The Trump administration on Tuesday released a proposed rule change that would significantly impact more than 3 million food stamp recipients. Under the new rule, states would no longer be allowed to automatically enroll people into the Supplemental Nutrition Assistance Program (SNAP) program if they're already receiving benefits from the Temporary Assistance for Needy Families (TANF) program.
As it currently stands, 43 states participate in automatic enrollment, something the Trump administration feels allows people to take advantage of welfare benefits.
“We are changing the rules, preventing abuse of a critical safety net system, so those who need food assistance the most are the only ones who receive it,” Agriculture Secretary Sonny Perdue told TIME Magazine.
Perdue used the recent example of a millionaire in Minnesota who successfully signed up for food stamps, despite clearly not needing the financial help, CNN reported.
“Unfortunately, automatic eligibility has expanded to allow even millionaires and others who simply receive a TANF-funded brochure to become eligible for SNAP when they clearly don’t need it,” said Brandon Lipps, a USDA acting deputy undersecretary.

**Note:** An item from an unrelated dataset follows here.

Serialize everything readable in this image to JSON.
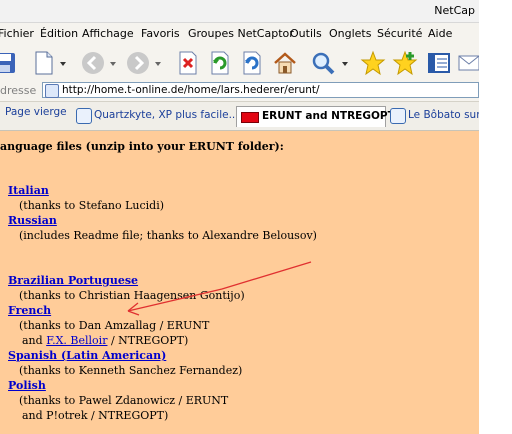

Lipps said people currently receive thousands of dollars of benefits for a two-year period without going through robust eligibility requirements.
“Some states are taking advantage of loopholes that allow people to receive the SNAP benefits who would otherwise not qualify and for which they are not entitled,” USDA Secretary Sonny Perdue told CNBC.
The Congressional Budget Office said the proposed rule change could save taxpayers $8.1 billion between 2019 to 2028. The USDA, however, believes taxpayers would save $2.5 billion per year.
The Center on Budget and Policy Priorities estimates that 42 million people, or roughly 13 percent of Americans, relied on food stamps in 2017.